Вскоре приплыла лодка с вождем Дорионом. Сошел он на берег, окинул мрачным взором войско Феспия, поглядел на него самого и спросил:
– Кто ты, воин? И кому служишь?
– Феспий, чезу[51] владыки Таниса, — раздалось в ответ. — Со мной воины из Хару, которых нанял я для своего князя. Скоро придут корабли, и мы поплывем в Египет.
Дорион кивнул:
– Вот и плывите с миром. Мы вам не помеха.
– Хмм… с миром… — Феспий покосился на приближенных Закар-Баала. — А вот эти люди сказали мне, что хотите вы проверить остроту своих мечей, взять египтянина Ун-Амуна и выкуп в пять талантов серебра.
– Хотим и возьмем, — подтвердил Дорион. — Но твое ли это дело, Феспий?
– Как же не мое? — изумился Феспий, вытаскивая свой железный меч. — Мой князь — союзник Библа, а египтянин, которого ты хочешь взять, божественный посланник. Так что давай разберемся быстро и сразу. Клинок ведь при тебе?
– При мне, — сказал Дорион, положив ладонь на рукоять меча и разглядывая Феспия. — А ты, я вижу, шустрый… Откуда родом?
– Из Лакедемона.
Дорион отдернул руку от оружия.

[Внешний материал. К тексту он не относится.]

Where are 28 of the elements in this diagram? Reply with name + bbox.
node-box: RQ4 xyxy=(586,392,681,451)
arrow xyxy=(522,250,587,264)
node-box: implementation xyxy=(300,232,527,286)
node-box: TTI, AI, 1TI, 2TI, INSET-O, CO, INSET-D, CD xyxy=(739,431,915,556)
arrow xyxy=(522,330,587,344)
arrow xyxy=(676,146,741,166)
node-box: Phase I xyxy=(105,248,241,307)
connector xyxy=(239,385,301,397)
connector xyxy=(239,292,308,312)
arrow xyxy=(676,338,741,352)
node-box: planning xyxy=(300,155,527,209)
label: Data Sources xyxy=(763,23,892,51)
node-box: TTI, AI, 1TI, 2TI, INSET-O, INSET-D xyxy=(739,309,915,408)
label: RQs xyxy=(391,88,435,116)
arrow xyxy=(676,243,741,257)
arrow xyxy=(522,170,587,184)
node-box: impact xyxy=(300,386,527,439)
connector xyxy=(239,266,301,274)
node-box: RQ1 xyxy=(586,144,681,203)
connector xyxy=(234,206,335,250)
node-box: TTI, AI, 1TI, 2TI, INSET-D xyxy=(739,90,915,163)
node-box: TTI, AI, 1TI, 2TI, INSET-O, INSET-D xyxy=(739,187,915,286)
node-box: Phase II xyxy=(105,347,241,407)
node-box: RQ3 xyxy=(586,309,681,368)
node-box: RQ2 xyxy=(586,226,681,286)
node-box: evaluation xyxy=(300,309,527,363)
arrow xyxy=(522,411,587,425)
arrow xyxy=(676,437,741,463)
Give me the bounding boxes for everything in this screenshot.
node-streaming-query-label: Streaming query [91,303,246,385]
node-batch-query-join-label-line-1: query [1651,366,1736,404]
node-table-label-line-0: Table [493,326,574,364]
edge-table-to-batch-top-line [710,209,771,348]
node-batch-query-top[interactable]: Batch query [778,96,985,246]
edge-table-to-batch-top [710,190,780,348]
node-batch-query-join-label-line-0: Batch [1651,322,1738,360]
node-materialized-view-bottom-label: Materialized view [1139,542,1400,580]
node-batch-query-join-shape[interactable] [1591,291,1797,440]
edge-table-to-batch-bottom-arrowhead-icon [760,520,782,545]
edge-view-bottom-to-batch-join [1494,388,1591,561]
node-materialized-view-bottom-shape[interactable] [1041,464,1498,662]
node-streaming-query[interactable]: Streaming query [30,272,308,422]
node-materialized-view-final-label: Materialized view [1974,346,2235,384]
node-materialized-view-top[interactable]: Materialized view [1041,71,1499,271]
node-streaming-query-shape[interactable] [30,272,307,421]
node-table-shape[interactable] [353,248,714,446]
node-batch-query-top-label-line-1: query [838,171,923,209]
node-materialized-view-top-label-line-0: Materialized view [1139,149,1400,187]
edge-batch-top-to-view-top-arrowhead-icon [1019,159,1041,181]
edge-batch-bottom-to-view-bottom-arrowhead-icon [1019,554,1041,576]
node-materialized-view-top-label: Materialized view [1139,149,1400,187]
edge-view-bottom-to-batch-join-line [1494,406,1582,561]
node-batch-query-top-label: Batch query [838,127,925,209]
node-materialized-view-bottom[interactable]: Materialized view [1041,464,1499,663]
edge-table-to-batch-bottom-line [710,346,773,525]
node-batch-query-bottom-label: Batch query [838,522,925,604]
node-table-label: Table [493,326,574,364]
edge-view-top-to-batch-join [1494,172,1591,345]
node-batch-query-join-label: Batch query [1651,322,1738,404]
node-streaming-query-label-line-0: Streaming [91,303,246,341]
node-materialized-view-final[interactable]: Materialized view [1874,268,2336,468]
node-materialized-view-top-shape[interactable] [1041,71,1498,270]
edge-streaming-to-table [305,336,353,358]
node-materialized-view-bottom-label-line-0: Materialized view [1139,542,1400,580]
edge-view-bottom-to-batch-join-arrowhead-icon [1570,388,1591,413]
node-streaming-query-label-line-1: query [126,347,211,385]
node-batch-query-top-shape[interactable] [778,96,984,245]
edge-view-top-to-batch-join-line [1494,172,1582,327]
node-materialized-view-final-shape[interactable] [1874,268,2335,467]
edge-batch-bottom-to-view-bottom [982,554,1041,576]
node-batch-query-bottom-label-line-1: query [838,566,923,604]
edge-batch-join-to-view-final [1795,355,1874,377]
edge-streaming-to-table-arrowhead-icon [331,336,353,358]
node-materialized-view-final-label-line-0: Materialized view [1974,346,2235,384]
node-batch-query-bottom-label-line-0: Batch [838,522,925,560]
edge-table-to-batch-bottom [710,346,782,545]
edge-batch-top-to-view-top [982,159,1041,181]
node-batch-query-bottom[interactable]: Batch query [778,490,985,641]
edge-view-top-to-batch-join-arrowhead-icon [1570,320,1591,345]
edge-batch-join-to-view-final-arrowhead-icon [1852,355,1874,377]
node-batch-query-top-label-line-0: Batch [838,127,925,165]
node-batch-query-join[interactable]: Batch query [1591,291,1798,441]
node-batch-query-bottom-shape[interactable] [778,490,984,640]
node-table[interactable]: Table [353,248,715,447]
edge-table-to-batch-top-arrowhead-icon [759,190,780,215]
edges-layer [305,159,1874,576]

Его лицо чуть заметно побледнело.
– Не буду я с тобою драться! Я — благородный морской вождь, а ты — египетский наемник!
– Не будешь так не будешь. Тогда уходи со своими людьми. Возьми пять талантов камней с этого берега. Я разрешаю.
Кровь прилила к щекам Дориона.
– Я другое возьму, — прошипел он. — Уйду и возьму в море этого египтянина… Не доплывет он до Таниса!
– Еще как доплывет, — заметил Феспий, возвращая меч на место. — Доплывет и скажет владыке Несубанебджеду, что я тут, в Библе, жду корабли. А если узнаю от корабельщиков, что не приплыл Ун-Амун в Танис, наведаюсь к тебе в гости. По дороге в Тир загляну… Ты скажи об этом князю Урету, обрадуй его.
В бессильной ярости Дорион плюнул на песок и, шепча проклятия, отступил к воде.
– Эй, Бен-Зорат! — окликнул Феспий. — Помоги-ка благородному вождю!
– Как прикажешь, господин.
Гигант сграбастал Дориона, поднял и швырнул в лодку. Суденышко клюнуло носом, зачерпнуло воды, но гребцы выправили его и заработали веслами.
Феспий отвернулся от моря.
– Разбить лагерь! Там, — он вытянул руку, — там будет загон для быков, рядом — повозки! Шатры ставить здесь! Быков поить, людей кормить! Сотники, за работу!
Я смотрел на него, смотрел, как воины из Хару, сложив щиты и оружие, распрягают быков и разгружают возы, как забивают в землю колья и натягивают полотняные навесы, как таскают воду из источника и мешки с зерном, как зажигают костры. И еще смотрел, как поднимаются паруса на филистимских кораблях, как наполняет их ветер, как берутся за весла гребцы, погружая их в воду. И казалось мне, что с этими судами, одно за другим исчезавшими за южным мысом, уходят мои беды и несчастья.